Documentos apreendidos pela Polícia Federal no início da Operação Sem Desconto colocaram o nome de Fábio Luís Lula da Silva, o Lulinha, no centro de mais um capítulo sensível das investigações que apuram um esquema bilionário de fraudes no Instituto Nacional do Seguro Social. Em uma agenda recolhida na primeira fase da operação, deflagrada em abril, aparecem anotações com a identificação “Fábio (filho Lula)” associadas a credenciais para um camarote em um show realizado em Brasília.
A referência surge em meio a registros analisados pelos investigadores, que buscam mapear relações e fluxos de influência envolvendo o esquema que desviava recursos de aposentados por meio de descontos ilegais. Embora a anotação, por si só, não comprove participação direta de Lulinha nas fraudes, ela ampliou o alcance político do caso e reforçou a atenção sobre o entorno do presidente Luiz Inácio Lula da Silva.
A decisão do Supremo Tribunal Federal que autorizou uma nova etapa da operação, na última quinta-feira (18), também menciona diálogos entre Antônio Carlos Camilo Antunes, conhecido como Careca do INSS, e a empresária e lobista Roberta Luchsinger, apontada como amiga próxima de Lulinha. Nas mensagens, trocadas poucos dias após a deflagração da operação, Roberta demonstra preocupação com a apreensão de um envelope que faria referência a “o nosso amigo”, expressão que, segundo a PF, indicaria ingressos para um evento em Brasília.
Outros documentos obtidos ao longo da investigação revelam anotações com dados pessoais de Fábio Luís, referências a hospedagem em condomínio de alto padrão e orientações para reduzir informações registradas.
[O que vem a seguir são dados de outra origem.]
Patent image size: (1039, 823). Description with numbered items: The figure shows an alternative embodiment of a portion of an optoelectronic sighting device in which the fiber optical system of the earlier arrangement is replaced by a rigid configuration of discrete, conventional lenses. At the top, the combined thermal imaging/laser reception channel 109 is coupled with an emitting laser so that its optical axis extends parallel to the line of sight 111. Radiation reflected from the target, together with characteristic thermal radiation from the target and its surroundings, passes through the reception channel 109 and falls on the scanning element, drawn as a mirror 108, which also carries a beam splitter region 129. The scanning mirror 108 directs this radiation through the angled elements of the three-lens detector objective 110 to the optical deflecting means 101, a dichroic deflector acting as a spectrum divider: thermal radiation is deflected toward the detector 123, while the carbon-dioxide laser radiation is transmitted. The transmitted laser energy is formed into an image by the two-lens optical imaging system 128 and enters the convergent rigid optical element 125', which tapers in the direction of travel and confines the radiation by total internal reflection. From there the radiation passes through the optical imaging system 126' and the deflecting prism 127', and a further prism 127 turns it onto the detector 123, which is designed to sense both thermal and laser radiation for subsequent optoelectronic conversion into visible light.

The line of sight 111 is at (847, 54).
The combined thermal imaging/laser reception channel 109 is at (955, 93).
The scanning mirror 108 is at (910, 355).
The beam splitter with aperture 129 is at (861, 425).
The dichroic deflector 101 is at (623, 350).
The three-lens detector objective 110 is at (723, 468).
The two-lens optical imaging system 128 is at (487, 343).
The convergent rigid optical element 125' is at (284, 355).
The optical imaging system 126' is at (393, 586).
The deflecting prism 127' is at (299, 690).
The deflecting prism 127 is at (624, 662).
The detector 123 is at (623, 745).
As conversas analisadas pelos investigadores também indicam tentativas de ocultação de provas, como o descarte de aparelhos celulares, além de registros que sugerem proximidade entre Roberta e o filho do presidente, incluindo viagens em comum.
De acordo com a Polícia Federal, Roberta teve participação relevante na engrenagem financeira do esquema liderado pelo Careca do INSS, atuando em estratégias para ocultar recursos obtidos com as fraudes e, possivelmente, em práticas de tráfico de influência. A investigação segue em curso e ainda não atribui responsabilidade criminal a Lulinha, mas os elementos levantados aumentam a pressão política sobre o governo.
No Congresso, o caso voltou a esquentar os bastidores da CPMI do INSS. O relator da comissão, o deputado Alfredo Gaspar (União Brasil-AL), protocolou um novo requerimento pedindo a convocação de Lulinha para prestar depoimento. Um pedido semelhante já havia sido rejeitado no início do mês, após articulação da base governista para barrar a convocação. Gaspar também solicitou a oitiva de Roberta Luchsinger, ampliando o cerco parlamentar em torno do núcleo investigado.
Com novos documentos vindo à tona, a Operação Sem Desconto segue produzindo desdobramentos que extrapolam o campo policial e avançam diretamente sobre o terreno político, colocando o escândalo do INSS no centro do debate nacional.